When you analyze a rational function graph, you're looking for key features that define the behavior of the function. Essential aspects include intercepts, asymptotes, and points of inflection. This can determine how a graph curves and where it crosses or approaches certain lines. Begin by examining the overall shape and direction of the graph. Rational functions like \( y = \frac{x^2 + 1}{x^2 - 4} \), often have one or more asymptotes and might be divided into distinct sections by these asymptotes. Graph analysis also involves understanding the direction and curvature of the graph at different sections. These changes are particularly important around critical points such as intercepts and asymptotes, as they signal significant shifts in the graph's behavior.

Asymptotes are critical lines that a graph approaches but never quite touches. For rational functions, these are usually vertical or horizontal lines.

• Vertical Asymptotes: These occur where the denominator of the function is zero because dividing by zero is undefined. For this function, solve \(x^2 - 4 = 0\) to find \(x = -2\) and \(x = 2\). Therefore, the vertical asymptotes are at these lines.
• Horizontal Asymptotes: To find the horizontal asymptote, compare the degrees of the numerator and denominator. If they are equal, like in this example, the horizontal asymptote is the ratio of their leading coefficients. Here, both coefficients are 1, giving us \(y = 1\).
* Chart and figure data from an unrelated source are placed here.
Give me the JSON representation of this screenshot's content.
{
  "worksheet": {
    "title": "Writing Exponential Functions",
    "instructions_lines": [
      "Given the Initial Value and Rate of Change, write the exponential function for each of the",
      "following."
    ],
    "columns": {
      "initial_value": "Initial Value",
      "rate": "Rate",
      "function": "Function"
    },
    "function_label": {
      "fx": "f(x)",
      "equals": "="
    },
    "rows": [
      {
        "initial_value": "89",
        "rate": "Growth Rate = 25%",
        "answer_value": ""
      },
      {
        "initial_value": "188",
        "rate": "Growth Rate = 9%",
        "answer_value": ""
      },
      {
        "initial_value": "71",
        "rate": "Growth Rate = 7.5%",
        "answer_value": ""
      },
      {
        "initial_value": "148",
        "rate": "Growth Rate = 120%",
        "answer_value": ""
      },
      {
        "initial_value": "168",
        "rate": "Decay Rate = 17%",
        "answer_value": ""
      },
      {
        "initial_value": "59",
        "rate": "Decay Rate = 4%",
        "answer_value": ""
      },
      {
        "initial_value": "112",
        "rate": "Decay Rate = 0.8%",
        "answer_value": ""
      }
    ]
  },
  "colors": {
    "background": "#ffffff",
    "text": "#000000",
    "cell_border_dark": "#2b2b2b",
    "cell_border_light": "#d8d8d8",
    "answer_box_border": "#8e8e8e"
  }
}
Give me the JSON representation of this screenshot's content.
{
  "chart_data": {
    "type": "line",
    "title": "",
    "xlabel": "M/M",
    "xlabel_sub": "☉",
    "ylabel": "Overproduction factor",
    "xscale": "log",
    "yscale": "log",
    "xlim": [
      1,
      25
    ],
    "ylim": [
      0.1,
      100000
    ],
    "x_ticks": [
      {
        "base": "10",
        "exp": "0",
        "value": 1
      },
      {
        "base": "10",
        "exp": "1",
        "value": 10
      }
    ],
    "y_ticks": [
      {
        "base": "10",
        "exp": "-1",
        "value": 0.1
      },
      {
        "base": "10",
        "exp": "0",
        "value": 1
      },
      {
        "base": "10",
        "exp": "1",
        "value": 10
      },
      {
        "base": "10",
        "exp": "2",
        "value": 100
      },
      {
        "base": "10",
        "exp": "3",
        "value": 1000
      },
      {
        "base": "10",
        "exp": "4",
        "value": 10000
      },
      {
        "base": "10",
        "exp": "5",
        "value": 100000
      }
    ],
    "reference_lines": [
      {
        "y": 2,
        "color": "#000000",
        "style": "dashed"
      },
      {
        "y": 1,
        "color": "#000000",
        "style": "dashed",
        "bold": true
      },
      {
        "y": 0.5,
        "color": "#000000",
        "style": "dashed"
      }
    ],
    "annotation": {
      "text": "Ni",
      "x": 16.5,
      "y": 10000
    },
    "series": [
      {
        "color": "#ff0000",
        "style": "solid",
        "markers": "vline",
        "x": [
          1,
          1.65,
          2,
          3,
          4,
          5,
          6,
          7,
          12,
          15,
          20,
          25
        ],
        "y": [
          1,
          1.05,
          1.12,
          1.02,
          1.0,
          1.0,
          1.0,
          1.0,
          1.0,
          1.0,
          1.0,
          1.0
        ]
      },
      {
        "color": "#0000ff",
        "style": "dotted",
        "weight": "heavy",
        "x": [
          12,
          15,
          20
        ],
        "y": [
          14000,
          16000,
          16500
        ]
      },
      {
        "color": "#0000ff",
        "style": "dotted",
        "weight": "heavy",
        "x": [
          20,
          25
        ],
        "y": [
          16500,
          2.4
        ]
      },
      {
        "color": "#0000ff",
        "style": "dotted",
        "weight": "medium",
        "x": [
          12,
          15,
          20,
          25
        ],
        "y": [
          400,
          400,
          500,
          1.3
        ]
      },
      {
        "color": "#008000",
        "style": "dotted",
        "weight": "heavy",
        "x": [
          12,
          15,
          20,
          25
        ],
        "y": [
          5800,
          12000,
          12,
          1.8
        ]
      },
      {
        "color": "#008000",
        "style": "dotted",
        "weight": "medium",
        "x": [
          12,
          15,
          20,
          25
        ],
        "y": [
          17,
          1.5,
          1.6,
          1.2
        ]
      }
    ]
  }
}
These lines guide us in understanding how the graph approaches infinity. For example, as \(x\) becomes very large or very small, the values of \(y\) will get closer and closer to the asymptotic values.

Intercepts are the points where the graph crosses the axes, and they provide foundational insights into the behavior of the graph.

• X-Intercepts: These occur where the graph crosses the x-axis. For rational functions, set the numerator to zero. In this case \(x^2 + 1 = 0\) has no real solutions – there are no x-intercepts.
• Y-Intercept: These occur where the graph crosses the y-axis. Substitute \(x = 0\) into the function: \( y = \frac{0^2 + 1}{0^2 - 4} = -\frac{1}{4}\). This tells us the graph meets the y-axis at \( y = -0.25\).

These intercepts are useful for sketching the initial outlines of the graph, helping to plot points as part of the graph's behavior.

These points tell us about the peaks, valleys, and changes in the curve of the graph, offering deeper insights into its overall shape.

• Relative Extrema: To find maxima and minima, we use the first derivative of the function. However, for complex rational functions, using graphing utilities might be more efficient.
• Inflection Points: These are points where the concavity of the graph changes, usually found using the second derivative. Again, graphing tools can simplify this process.

Identifying these points can be complex due to the intricate nature of derivatives for rational functions. Using a graphing utility to visualize and confirm these points on the graph is often a practical approach. This allows you to see the transitions in the graph's behavior more clearly.